American Idol has such a easy, pleasing formula—viewers vote on their favorite singer—that its first several seasons dominated the ratings; other networks began to avoid scheduling anything promising against the juggernaut. And yet Idol seemed to learn all the wrong lessons from its success, doubling down on the show’s worst and most annoying aspects. The fighting between judges Simon Cowell and Paula Abdul, always ancillary to the main action of the show, amped up year after year. After both Cowell and Abdul were gone, a disastrous 2013 season framed around the rivalry between new judges Mariah Carey and Nicki Minaj communicated that the show was now more interested in burnishing the reputations of established stars than in finding new ones.
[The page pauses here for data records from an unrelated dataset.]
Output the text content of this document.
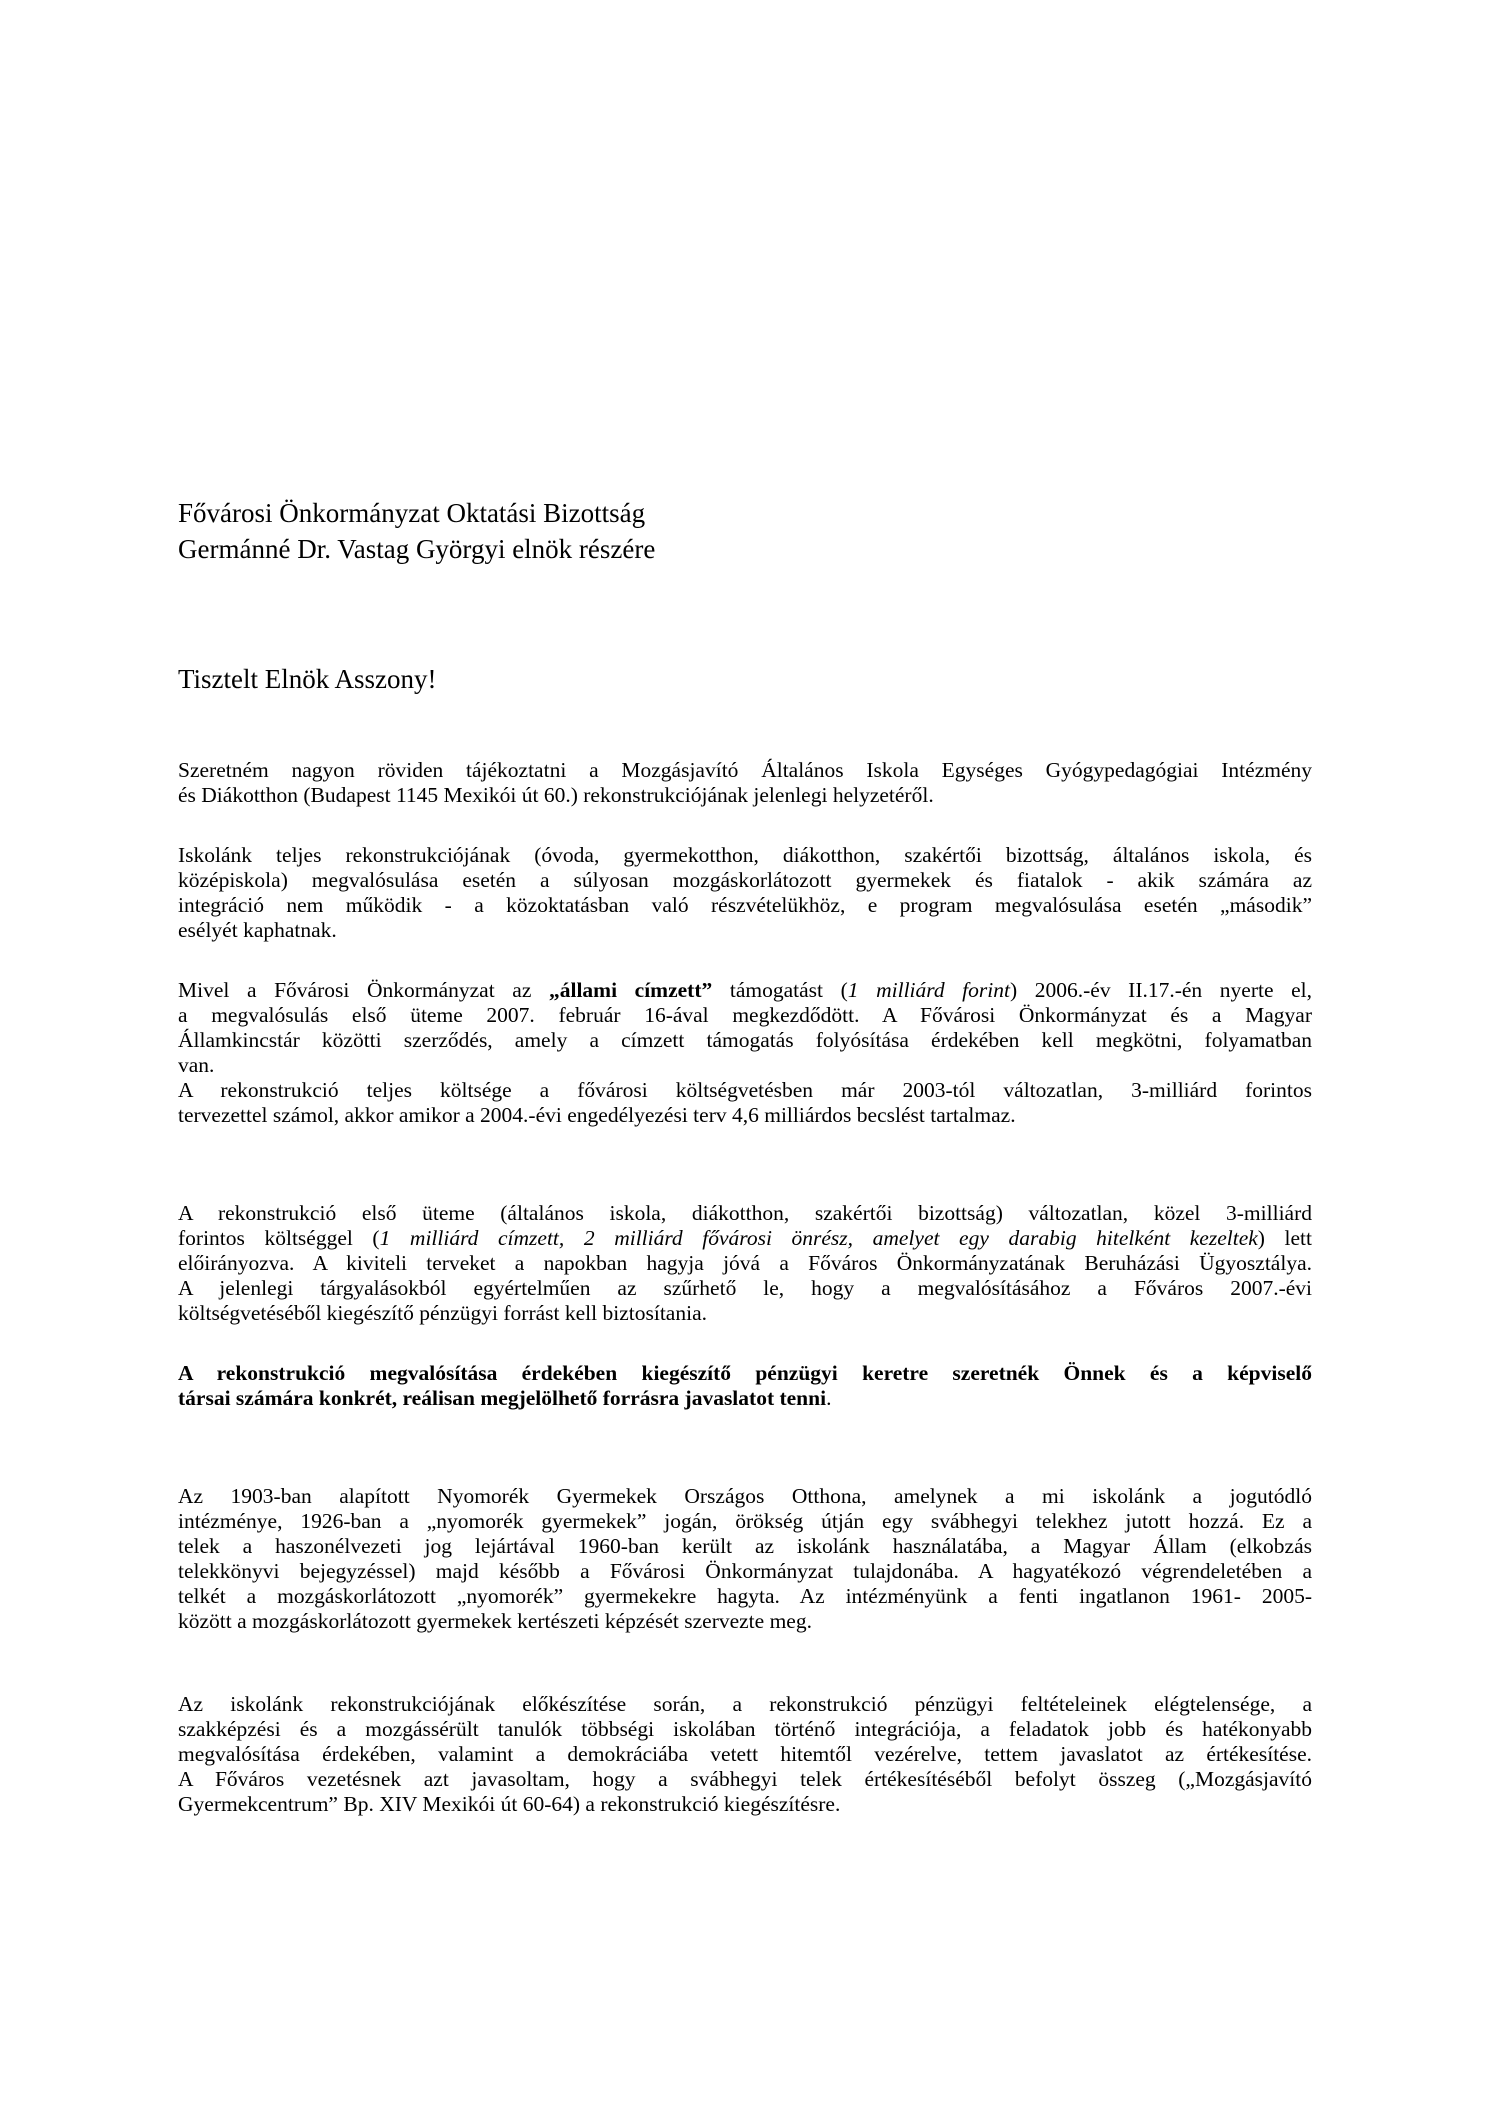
Fővárosi Önkormányzat Oktatási Bizottság

Germánné Dr. Vastag Györgyi elnök részére

Tisztelt Elnök Asszony!

Szeretném nagyon röviden tájékoztatni a Mozgásjavító Általános Iskola Egységes Gyógypedagógiai Intézmény

és Diákotthon (Budapest 1145 Mexikói út 60.) rekonstrukciójának jelenlegi helyzetéről.

Iskolánk teljes rekonstrukciójának (óvoda, gyermekotthon, diákotthon, szakértői bizottság, általános iskola, és

középiskola) megvalósulása esetén a súlyosan mozgáskorlátozott gyermekek és fiatalok - akik számára az

integráció nem működik - a közoktatásban való részvételükhöz, e program megvalósulása esetén „második”

esélyét kaphatnak.

Mivel a Fővárosi Önkormányzat az „állami címzett” támogatást (1 milliárd forint) 2006.-év II.17.-én nyerte el,

a megvalósulás első üteme 2007. február 16-ával megkezdődött. A Fővárosi Önkormányzat és a Magyar

Államkincstár közötti szerződés, amely a címzett támogatás folyósítása érdekében kell megkötni, folyamatban

van.

A rekonstrukció teljes költsége a fővárosi költségvetésben már 2003-tól változatlan, 3-milliárd forintos

tervezettel számol, akkor amikor a 2004.-évi engedélyezési terv 4,6 milliárdos becslést tartalmaz.

A rekonstrukció első üteme (általános iskola, diákotthon, szakértői bizottság) változatlan, közel 3-milliárd

forintos költséggel (1 milliárd címzett, 2 milliárd fővárosi önrész, amelyet egy darabig hitelként kezeltek) lett

előirányozva. A kiviteli terveket a napokban hagyja jóvá a Főváros Önkormányzatának Beruházási Ügyosztálya.

A jelenlegi tárgyalásokból egyértelműen az szűrhető le, hogy a megvalósításához a Főváros 2007.-évi

költségvetéséből kiegészítő pénzügyi forrást kell biztosítania.

A rekonstrukció megvalósítása érdekében kiegészítő pénzügyi keretre szeretnék Önnek és a képviselő

társai számára konkrét, reálisan megjelölhető forrásra javaslatot tenni.

Az 1903-ban alapított Nyomorék Gyermekek Országos Otthona, amelynek a mi iskolánk a jogutódló

intézménye, 1926-ban a „nyomorék gyermekek” jogán, örökség útján egy svábhegyi telekhez jutott hozzá. Ez a

telek a haszonélvezeti jog lejártával 1960-ban került az iskolánk használatába, a Magyar Állam (elkobzás

telekkönyvi bejegyzéssel) majd később a Fővárosi Önkormányzat tulajdonába. A hagyatékozó végrendeletében a

telkét a mozgáskorlátozott „nyomorék” gyermekekre hagyta. Az intézményünk a fenti ingatlanon 1961- 2005-

között a mozgáskorlátozott gyermekek kertészeti képzését szervezte meg.

Az iskolánk rekonstrukciójának előkészítése során, a rekonstrukció pénzügyi feltételeinek elégtelensége, a

szakképzési és a mozgássérült tanulók többségi iskolában történő integrációja, a feladatok jobb és hatékonyabb

megvalósítása érdekében, valamint a demokráciába vetett hitemtől vezérelve, tettem javaslatot az értékesítése.

A Főváros vezetésnek azt javasoltam, hogy a svábhegyi telek értékesítéséből befolyt összeg („Mozgásjavító

Gyermekcentrum” Bp. XIV Mexikói út 60-64) a rekonstrukció kiegészítésre.
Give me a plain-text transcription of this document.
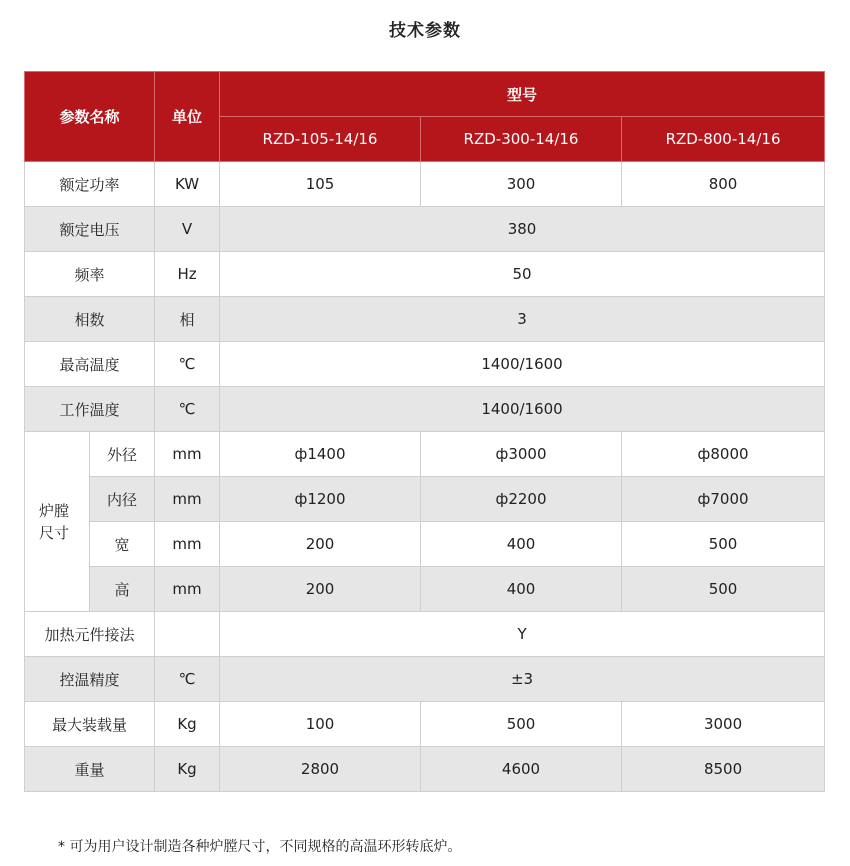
技术参数
参数名称		单位	型号		
			RZD-105-14/16	RZD-300-14/16	RZD-800-14/16
额定功率		KW	105	300	800
额定电压		V	380		
频率		Hz	50		
相数		相	3		
最高温度		℃	1400/1600		
工作温度		℃	1400/1600		
炉膛
尺寸	外径	mm	ф1400	ф3000	ф8000
	内径	mm	ф1200	ф2200	ф7000
	宽	mm	200	400	500
	高	mm	200	400	500
加热元件接法			Y		
控温精度		℃	±3		
最大装载量		Kg	100	500	3000
重量		Kg	2800	4600	8500
* 可为用户设计制造各种炉膛尺寸，不同规格的高温环形转底炉。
The show has by all accounts redoubled its focus on musicianship with judges Keith Urban, Jennifer Lopez, and Harry Connick Jr. But Idol‘s wilderness period, during which competitors like The Voice and Fox’s own X-Factor cut into Idol‘s monopoly on musical competition, made the show seem way less relevant.
The colossal popularity of American Idol was a historical accident, or a case of supreme good timing. Coming on the air as it did in 2002, towards the very end of the boom years for the recording industry, the show bridged the gap between the dominance of corporate record labels and the current era of stars, minted on social media. The handful of boldface names that Idol minted—Kelly Clarkson, Carrie Underwood, Jennifer Hudson, Jordin Sparks—were the epitome of square, but their fame coincided with and fueled a growing sense that stardom could be more democratic. It’s tough to imagine social platforms like Vine launching stars so easily without a generation taught from an early age that, when it comes to choosing who’s on Top 40 radio, their votes matter.
Yet the show’s impact on the recording industry was also more meager than its footprint would suggest. The stars Idol launched wouldn’t have become famous without the show, but they did fit neatly into proscribed roles. (Carrie Underwood was a big-voiced country sweetheart, Jennifer Hudson a big-voiced R&B belter—types of musicians who are hardly new.) The only truly spiky and strange star the show ever launched was runner-up Adam Lambert, whose chart performance has been reliable but hardly earth-shattering. American Idol‘s greatest impact was how, in conjunction with the rise of the social web and the collapse of the record industry, it let viewers think they could choose their stars. Those same viewers ended up choosing other things to watch as Idol drifted from its core mission—but that, after all, is the power of democratized entertainment.